Hong Kong auteur Wong Kar-Wai’s new film “Blossoms” is set to start shooting in mainland China’s Hengdian World Studios from July. The production has reportedly rented space at the sprawling studio in coastal Zhejiang province for 11 months, from May of this year to March 2021.
The news is the latest indication that film production in mainland China is revving back up again after coronavirus closures, far ahead of the rest of the world.
“Blossoms” will be Wong’s first film since 2013’s “The Grandmaster,” and only his eleventh in more than three decades. It is an adaptation of the eponymous 2012 novel by Jin Yucheng, one of the few authors writing directly in the local dialect of Shanghainese, and tells the story of a young man looking for status and romance in the boom years of 1990s China.

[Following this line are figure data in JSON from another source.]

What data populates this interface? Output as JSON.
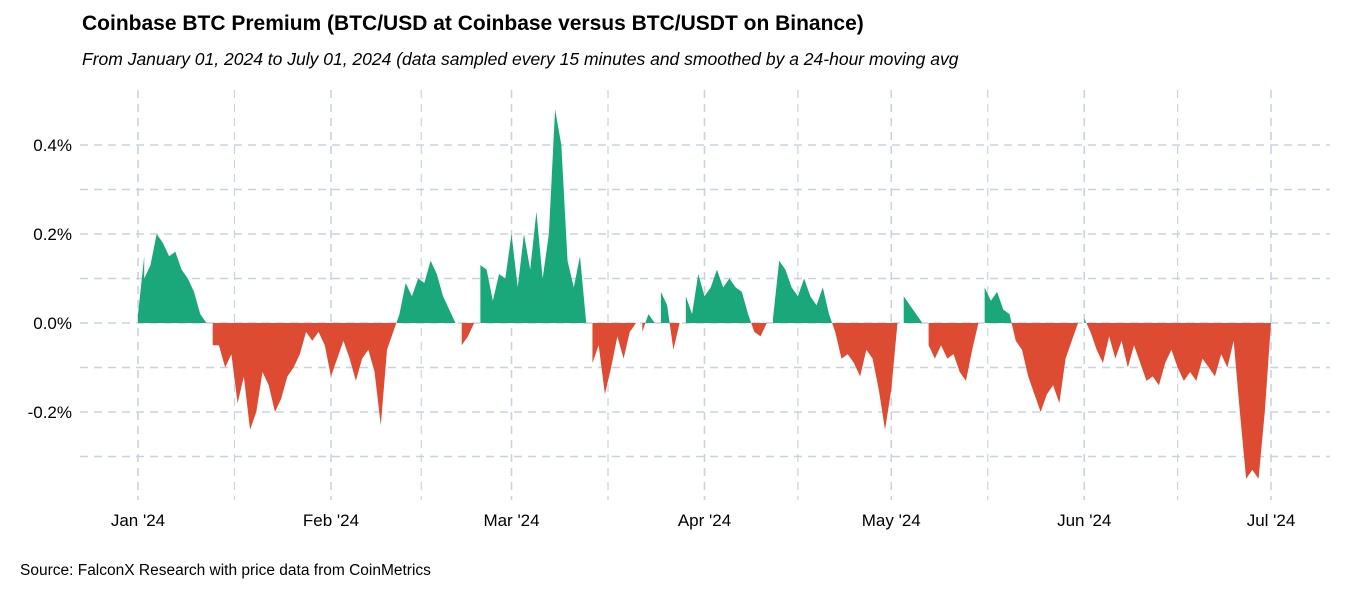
{
  "title": "Coinbase BTC Premium (BTC/USD at Coinbase versus BTC/USDT on Binance)",
  "subtitle": "From January 01, 2024 to July 01, 2024 (data sampled every 15 minutes and smoothed by a 24-hour moving avg",
  "source": "Source: FalconX Research with price data from CoinMetrics",
  "chart_data": {
    "type": "area",
    "title": "Coinbase BTC Premium (BTC/USD at Coinbase versus BTC/USDT on Binance)",
    "subtitle": "From January 01, 2024 to July 01, 2024 (data sampled every 15 minutes and smoothed by a 24-hour moving avg",
    "xlabel": "",
    "ylabel": "",
    "x_range": [
      "2024-01-01",
      "2024-07-01"
    ],
    "ylim": [
      -0.36,
      0.5
    ],
    "x_ticks": [
      {
        "date": "2024-01-01",
        "label": "Jan '24"
      },
      {
        "date": "2024-02-01",
        "label": "Feb '24"
      },
      {
        "date": "2024-03-01",
        "label": "Mar '24"
      },
      {
        "date": "2024-04-01",
        "label": "Apr '24"
      },
      {
        "date": "2024-05-01",
        "label": "May '24"
      },
      {
        "date": "2024-06-01",
        "label": "Jun '24"
      },
      {
        "date": "2024-07-01",
        "label": "Jul '24"
      }
    ],
    "y_ticks": [
      {
        "value": 0.4,
        "label": "0.4%"
      },
      {
        "value": 0.2,
        "label": "0.2%"
      },
      {
        "value": 0.0,
        "label": "0.0%"
      },
      {
        "value": -0.2,
        "label": "-0.2%"
      }
    ],
    "grid": true,
    "colors": {
      "positive": "#1aa87a",
      "negative": "#dc4b32",
      "grid": "#c8d3e0"
    },
    "series": [
      {
        "values_unit": "%",
        "points": [
          [
            "2024-01-01",
            -0.1
          ],
          [
            "2024-01-01",
            0.02
          ],
          [
            "2024-01-02",
            0.15
          ],
          [
            "2024-01-02",
            0.1
          ],
          [
            "2024-01-03",
            0.13
          ],
          [
            "2024-01-04",
            0.2
          ],
          [
            "2024-01-05",
            0.18
          ],
          [
            "2024-01-06",
            0.15
          ],
          [
            "2024-01-07",
            0.16
          ],
          [
            "2024-01-08",
            0.12
          ],
          [
            "2024-01-09",
            0.1
          ],
          [
            "2024-01-10",
            0.07
          ],
          [
            "2024-01-11",
            0.02
          ],
          [
            "2024-01-12",
            0.0
          ],
          [
            "2024-01-13",
            -0.05
          ],
          [
            "2024-01-14",
            -0.05
          ],
          [
            "2024-01-15",
            -0.1
          ],
          [
            "2024-01-16",
            -0.07
          ],
          [
            "2024-01-17",
            -0.18
          ],
          [
            "2024-01-18",
            -0.12
          ],
          [
            "2024-01-19",
            -0.24
          ],
          [
            "2024-01-20",
            -0.2
          ],
          [
            "2024-01-21",
            -0.11
          ],
          [
            "2024-01-22",
            -0.14
          ],
          [
            "2024-01-23",
            -0.2
          ],
          [
            "2024-01-24",
            -0.17
          ],
          [
            "2024-01-25",
            -0.12
          ],
          [
            "2024-01-26",
            -0.1
          ],
          [
            "2024-01-27",
            -0.07
          ],
          [
            "2024-01-28",
            -0.02
          ],
          [
            "2024-01-29",
            -0.04
          ],
          [
            "2024-01-30",
            -0.02
          ],
          [
            "2024-01-31",
            -0.05
          ],
          [
            "2024-02-01",
            -0.12
          ],
          [
            "2024-02-02",
            -0.08
          ],
          [
            "2024-02-03",
            -0.04
          ],
          [
            "2024-02-04",
            -0.08
          ],
          [
            "2024-02-05",
            -0.13
          ],
          [
            "2024-02-06",
            -0.08
          ],
          [
            "2024-02-07",
            -0.06
          ],
          [
            "2024-02-08",
            -0.11
          ],
          [
            "2024-02-09",
            -0.23
          ],
          [
            "2024-02-10",
            -0.06
          ],
          [
            "2024-02-11",
            -0.02
          ],
          [
            "2024-02-12",
            0.02
          ],
          [
            "2024-02-13",
            0.09
          ],
          [
            "2024-02-14",
            0.06
          ],
          [
            "2024-02-15",
            0.1
          ],
          [
            "2024-02-16",
            0.09
          ],
          [
            "2024-02-17",
            0.14
          ],
          [
            "2024-02-18",
            0.11
          ],
          [
            "2024-02-19",
            0.06
          ],
          [
            "2024-02-20",
            0.03
          ],
          [
            "2024-02-21",
            0.0
          ],
          [
            "2024-02-22",
            -0.05
          ],
          [
            "2024-02-23",
            -0.03
          ],
          [
            "2024-02-24",
            0.0
          ],
          [
            "2024-02-25",
            0.13
          ],
          [
            "2024-02-26",
            0.12
          ],
          [
            "2024-02-27",
            0.05
          ],
          [
            "2024-02-28",
            0.11
          ],
          [
            "2024-02-29",
            0.1
          ],
          [
            "2024-03-01",
            0.2
          ],
          [
            "2024-03-02",
            0.08
          ],
          [
            "2024-03-03",
            0.2
          ],
          [
            "2024-03-04",
            0.12
          ],
          [
            "2024-03-05",
            0.25
          ],
          [
            "2024-03-06",
            0.1
          ],
          [
            "2024-03-07",
            0.2
          ],
          [
            "2024-03-08",
            0.48
          ],
          [
            "2024-03-09",
            0.4
          ],
          [
            "2024-03-10",
            0.14
          ],
          [
            "2024-03-11",
            0.08
          ],
          [
            "2024-03-12",
            0.15
          ],
          [
            "2024-03-13",
            0.0
          ],
          [
            "2024-03-14",
            -0.09
          ],
          [
            "2024-03-15",
            -0.05
          ],
          [
            "2024-03-16",
            -0.16
          ],
          [
            "2024-03-17",
            -0.1
          ],
          [
            "2024-03-18",
            -0.03
          ],
          [
            "2024-03-19",
            -0.08
          ],
          [
            "2024-03-20",
            -0.02
          ],
          [
            "2024-03-21",
            0.0
          ],
          [
            "2024-03-22",
            -0.02
          ],
          [
            "2024-03-23",
            0.02
          ],
          [
            "2024-03-24",
            0.0
          ],
          [
            "2024-03-25",
            0.07
          ],
          [
            "2024-03-26",
            0.04
          ],
          [
            "2024-03-27",
            -0.06
          ],
          [
            "2024-03-28",
            0.0
          ],
          [
            "2024-03-29",
            0.06
          ],
          [
            "2024-03-30",
            0.02
          ],
          [
            "2024-03-31",
            0.11
          ],
          [
            "2024-04-01",
            0.06
          ],
          [
            "2024-04-02",
            0.08
          ],
          [
            "2024-04-03",
            0.12
          ],
          [
            "2024-04-04",
            0.08
          ],
          [
            "2024-04-05",
            0.1
          ],
          [
            "2024-04-06",
            0.08
          ],
          [
            "2024-04-07",
            0.07
          ],
          [
            "2024-04-08",
            0.02
          ],
          [
            "2024-04-09",
            -0.02
          ],
          [
            "2024-04-10",
            -0.03
          ],
          [
            "2024-04-11",
            0.0
          ],
          [
            "2024-04-12",
            0.01
          ],
          [
            "2024-04-13",
            0.14
          ],
          [
            "2024-04-14",
            0.12
          ],
          [
            "2024-04-15",
            0.08
          ],
          [
            "2024-04-16",
            0.06
          ],
          [
            "2024-04-17",
            0.1
          ],
          [
            "2024-04-18",
            0.06
          ],
          [
            "2024-04-19",
            0.04
          ],
          [
            "2024-04-20",
            0.08
          ],
          [
            "2024-04-21",
            0.02
          ],
          [
            "2024-04-22",
            -0.02
          ],
          [
            "2024-04-23",
            -0.08
          ],
          [
            "2024-04-24",
            -0.07
          ],
          [
            "2024-04-25",
            -0.09
          ],
          [
            "2024-04-26",
            -0.12
          ],
          [
            "2024-04-27",
            -0.06
          ],
          [
            "2024-04-28",
            -0.08
          ],
          [
            "2024-04-29",
            -0.15
          ],
          [
            "2024-04-30",
            -0.24
          ],
          [
            "2024-05-01",
            -0.15
          ],
          [
            "2024-05-02",
            0.0
          ],
          [
            "2024-05-03",
            0.06
          ],
          [
            "2024-05-04",
            0.04
          ],
          [
            "2024-05-05",
            0.02
          ],
          [
            "2024-05-06",
            0.0
          ],
          [
            "2024-05-07",
            -0.05
          ],
          [
            "2024-05-08",
            -0.08
          ],
          [
            "2024-05-09",
            -0.05
          ],
          [
            "2024-05-10",
            -0.08
          ],
          [
            "2024-05-11",
            -0.07
          ],
          [
            "2024-05-12",
            -0.11
          ],
          [
            "2024-05-13",
            -0.13
          ],
          [
            "2024-05-14",
            -0.06
          ],
          [
            "2024-05-15",
            0.0
          ],
          [
            "2024-05-16",
            0.08
          ],
          [
            "2024-05-17",
            0.05
          ],
          [
            "2024-05-18",
            0.07
          ],
          [
            "2024-05-19",
            0.03
          ],
          [
            "2024-05-20",
            0.02
          ],
          [
            "2024-05-21",
            -0.04
          ],
          [
            "2024-05-22",
            -0.06
          ],
          [
            "2024-05-23",
            -0.12
          ],
          [
            "2024-05-24",
            -0.16
          ],
          [
            "2024-05-25",
            -0.2
          ],
          [
            "2024-05-26",
            -0.16
          ],
          [
            "2024-05-27",
            -0.14
          ],
          [
            "2024-05-28",
            -0.18
          ],
          [
            "2024-05-29",
            -0.08
          ],
          [
            "2024-05-30",
            -0.04
          ],
          [
            "2024-05-31",
            0.0
          ],
          [
            "2024-06-01",
            0.01
          ],
          [
            "2024-06-02",
            -0.02
          ],
          [
            "2024-06-03",
            -0.06
          ],
          [
            "2024-06-04",
            -0.09
          ],
          [
            "2024-06-05",
            -0.03
          ],
          [
            "2024-06-06",
            -0.08
          ],
          [
            "2024-06-07",
            -0.04
          ],
          [
            "2024-06-08",
            -0.1
          ],
          [
            "2024-06-09",
            -0.05
          ],
          [
            "2024-06-10",
            -0.09
          ],
          [
            "2024-06-11",
            -0.13
          ],
          [
            "2024-06-12",
            -0.12
          ],
          [
            "2024-06-13",
            -0.14
          ],
          [
            "2024-06-14",
            -0.09
          ],
          [
            "2024-06-15",
            -0.06
          ],
          [
            "2024-06-16",
            -0.1
          ],
          [
            "2024-06-17",
            -0.13
          ],
          [
            "2024-06-18",
            -0.11
          ],
          [
            "2024-06-19",
            -0.13
          ],
          [
            "2024-06-20",
            -0.08
          ],
          [
            "2024-06-21",
            -0.1
          ],
          [
            "2024-06-22",
            -0.12
          ],
          [
            "2024-06-23",
            -0.07
          ],
          [
            "2024-06-24",
            -0.1
          ],
          [
            "2024-06-25",
            -0.04
          ],
          [
            "2024-06-26",
            -0.2
          ],
          [
            "2024-06-27",
            -0.35
          ],
          [
            "2024-06-28",
            -0.33
          ],
          [
            "2024-06-29",
            -0.35
          ],
          [
            "2024-06-30",
            -0.2
          ],
          [
            "2024-07-01",
            0.0
          ]
        ]
      }
    ]
  }
}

Wong has previously called the film a deeply personal return to his hometown of Shanghai, saying that he’s been developing the script for the past five years. The Hengdian studios are about a 90-minute drive away from the metropolis. “Let’s guess how long director Wong will take to shoot this time,” joked Chinese entertainment news website Mtime, poking fun of the helmer’s famously slow execution rate.

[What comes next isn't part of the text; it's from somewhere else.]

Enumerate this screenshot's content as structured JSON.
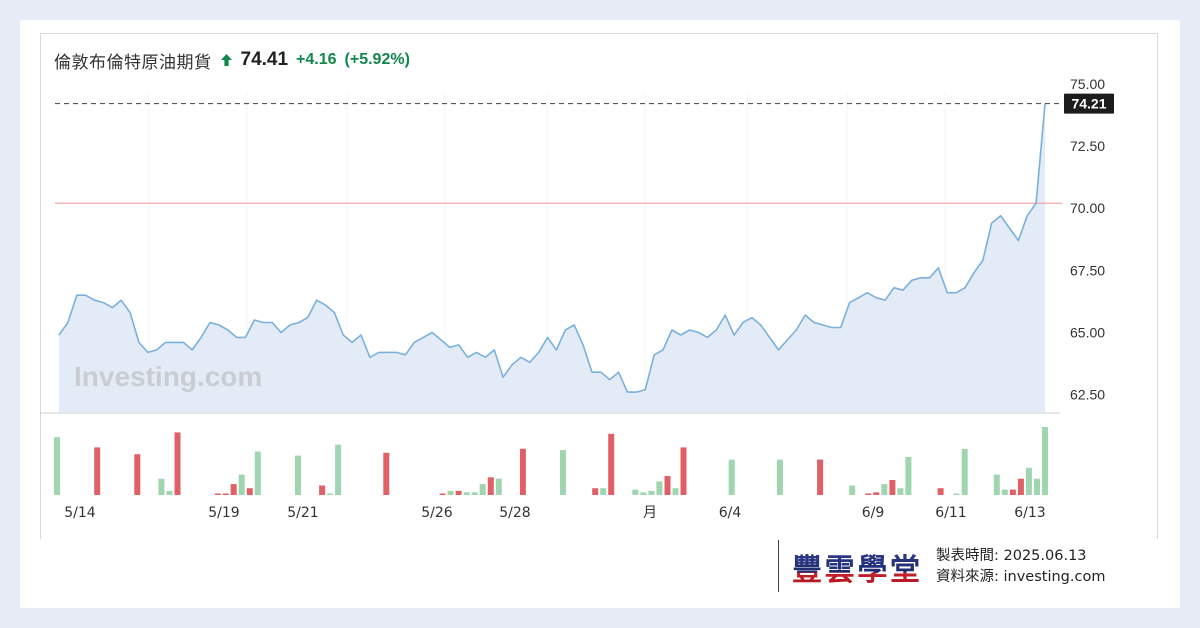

His iconic “In the Mood for Love” took 15 months to create, while “2046” took nearly five years. The 1994 martial arts epic “Ashes of Time” took a gruelling two-year shoot in the desert, while 2013’s “The Grandmaster” came out 15 years after Wong first began work on the project.

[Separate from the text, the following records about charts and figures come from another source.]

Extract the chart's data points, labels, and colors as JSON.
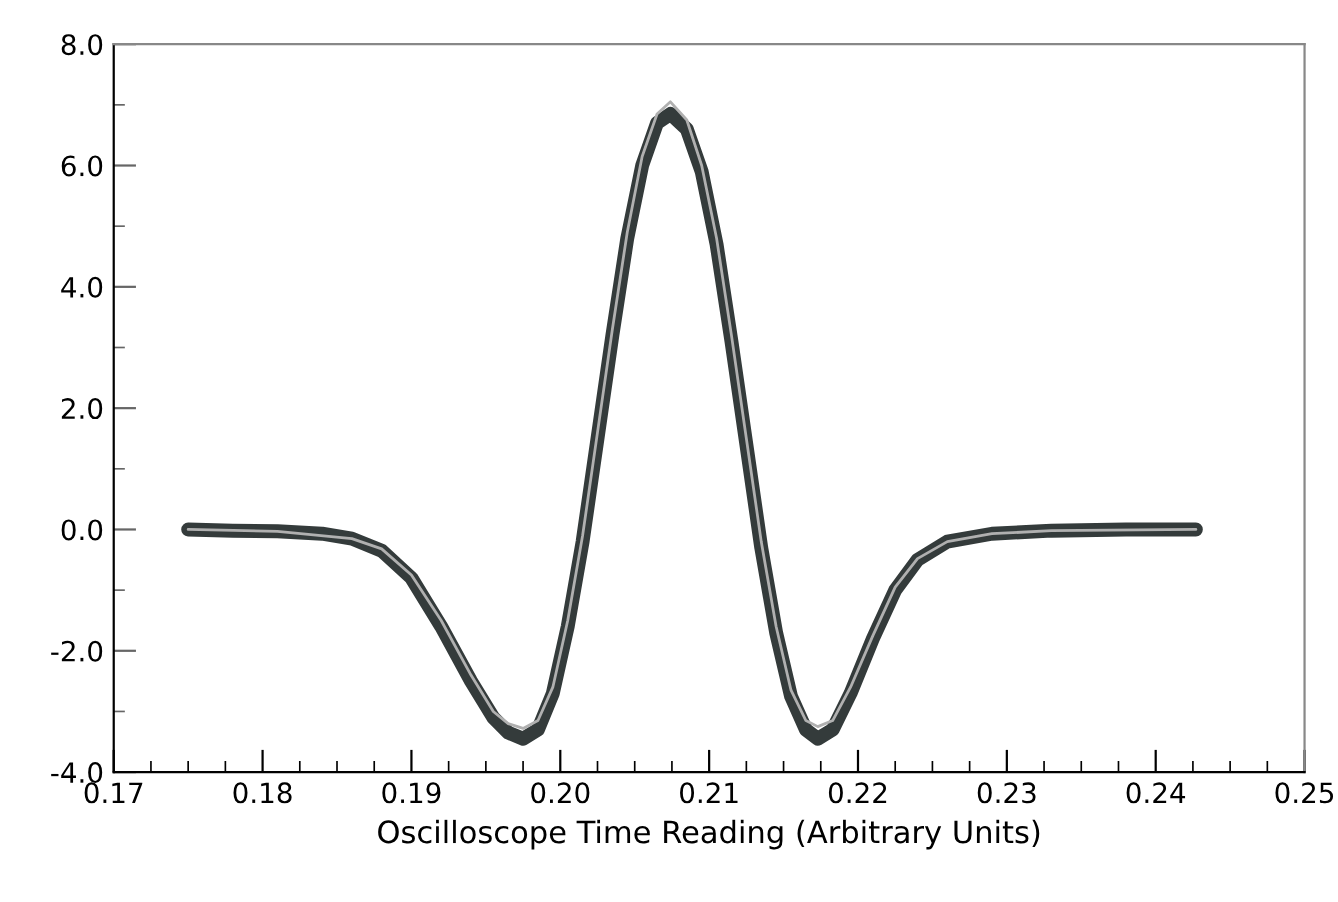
{
  "chart_data": {
    "type": "line",
    "xlabel": "Oscilloscope Time Reading (Arbitrary Units)",
    "xlim": [
      0.17,
      0.25
    ],
    "xticks": [
      0.17,
      {
        "value": 0.1725,
        "label": null
      },
      {
        "value": 0.175,
        "label": null
      },
      {
        "value": 0.1775,
        "label": null
      },
      0.18,
      {
        "value": 0.1825,
        "label": null
      },
      {
        "value": 0.185,
        "label": null
      },
      {
        "value": 0.1875,
        "label": null
      },
      0.19,
      {
        "value": 0.1925,
        "label": null
      },
      {
        "value": 0.195,
        "label": null
      },
      {
        "value": 0.1975,
        "label": null
      },
      {
        "value": 0.2,
        "label": "0.20"
      },
      {
        "value": 0.2025,
        "label": null
      },
      {
        "value": 0.205,
        "label": null
      },
      {
        "value": 0.2075,
        "label": null
      },
      0.21,
      {
        "value": 0.2125,
        "label": null
      },
      {
        "value": 0.215,
        "label": null
      },
      {
        "value": 0.2175,
        "label": null
      },
      0.22,
      {
        "value": 0.2225,
        "label": null
      },
      {
        "value": 0.225,
        "label": null
      },
      {
        "value": 0.2275,
        "label": null
      },
      0.23,
      {
        "value": 0.2325,
        "label": null
      },
      {
        "value": 0.235,
        "label": null
      },
      {
        "value": 0.2375,
        "label": null
      },
      0.24,
      {
        "value": 0.2425,
        "label": null
      },
      {
        "value": 0.245,
        "label": null
      },
      {
        "value": 0.2475,
        "label": null
      },
      0.25
    ],
    "ylim": [
      -4.0,
      8.0
    ],
    "yticks": [
      {
        "value": -4,
        "label": "-4.0"
      },
      {
        "value": -3,
        "label": null
      },
      {
        "value": -2,
        "label": "-2.0"
      },
      {
        "value": -1,
        "label": null
      },
      {
        "value": 0,
        "label": "0.0"
      },
      {
        "value": 1,
        "label": null
      },
      {
        "value": 2,
        "label": "2.0"
      },
      {
        "value": 3,
        "label": null
      },
      {
        "value": 4,
        "label": "4.0"
      },
      {
        "value": 5,
        "label": null
      },
      {
        "value": 6,
        "label": "6.0"
      },
      {
        "value": 7,
        "label": null
      },
      {
        "value": 8,
        "label": "8.0"
      }
    ],
    "grid": false,
    "legend": false,
    "marker": "none",
    "line_style": "solid",
    "series": [
      {
        "color": "#343b3b",
        "x": [
          0.175,
          0.178,
          0.181,
          0.184,
          0.186,
          0.188,
          0.19,
          0.192,
          0.194,
          0.1955,
          0.1965,
          0.1975,
          0.1985,
          0.1995,
          0.2005,
          0.2015,
          0.2025,
          0.2035,
          0.2045,
          0.2055,
          0.2065,
          0.2074,
          0.2085,
          0.2095,
          0.2105,
          0.2115,
          0.2125,
          0.2135,
          0.2145,
          0.2155,
          0.2165,
          0.2173,
          0.2183,
          0.2195,
          0.221,
          0.2225,
          0.224,
          0.226,
          0.229,
          0.233,
          0.238,
          0.2427
        ],
        "values": [
          0.0,
          -0.02,
          -0.03,
          -0.07,
          -0.15,
          -0.35,
          -0.8,
          -1.6,
          -2.5,
          -3.1,
          -3.35,
          -3.45,
          -3.3,
          -2.7,
          -1.6,
          -0.2,
          1.5,
          3.2,
          4.8,
          6.0,
          6.7,
          6.85,
          6.6,
          5.9,
          4.7,
          3.1,
          1.4,
          -0.3,
          -1.7,
          -2.75,
          -3.3,
          -3.45,
          -3.3,
          -2.7,
          -1.8,
          -1.0,
          -0.5,
          -0.2,
          -0.07,
          -0.02,
          0.0,
          0.0
        ]
      },
      {
        "color": "#b0b0b0",
        "x": [
          0.175,
          0.181,
          0.186,
          0.188,
          0.19,
          0.192,
          0.194,
          0.1955,
          0.1965,
          0.1975,
          0.1985,
          0.1995,
          0.2005,
          0.2015,
          0.2025,
          0.2035,
          0.2045,
          0.2055,
          0.2065,
          0.2074,
          0.2085,
          0.2095,
          0.2105,
          0.2115,
          0.2125,
          0.2135,
          0.2145,
          0.2155,
          0.2165,
          0.2173,
          0.2183,
          0.2195,
          0.221,
          0.2225,
          0.224,
          0.226,
          0.229,
          0.233,
          0.2427
        ],
        "values": [
          0.0,
          -0.03,
          -0.15,
          -0.32,
          -0.75,
          -1.5,
          -2.4,
          -3.0,
          -3.2,
          -3.28,
          -3.15,
          -2.6,
          -1.5,
          -0.1,
          1.6,
          3.3,
          4.9,
          6.15,
          6.85,
          7.05,
          6.75,
          6.0,
          4.8,
          3.2,
          1.5,
          -0.2,
          -1.6,
          -2.65,
          -3.15,
          -3.25,
          -3.15,
          -2.6,
          -1.75,
          -0.95,
          -0.48,
          -0.2,
          -0.07,
          -0.02,
          0.0
        ]
      }
    ]
  }
}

In addition to the movie version, Wong is also producing a 30-episode online series adaptation of the same novel for Tencent Video, which will also be called “Blossoms.” It will be directed by Shen Yan, helmer of the 2017 series “The First Half of My Life,” a popular Chinese TV serial adaptation of a Hong Kong romance novel. It was officially scheduled to begin its own six-month shoot in April, according to documents posted by Chinese media.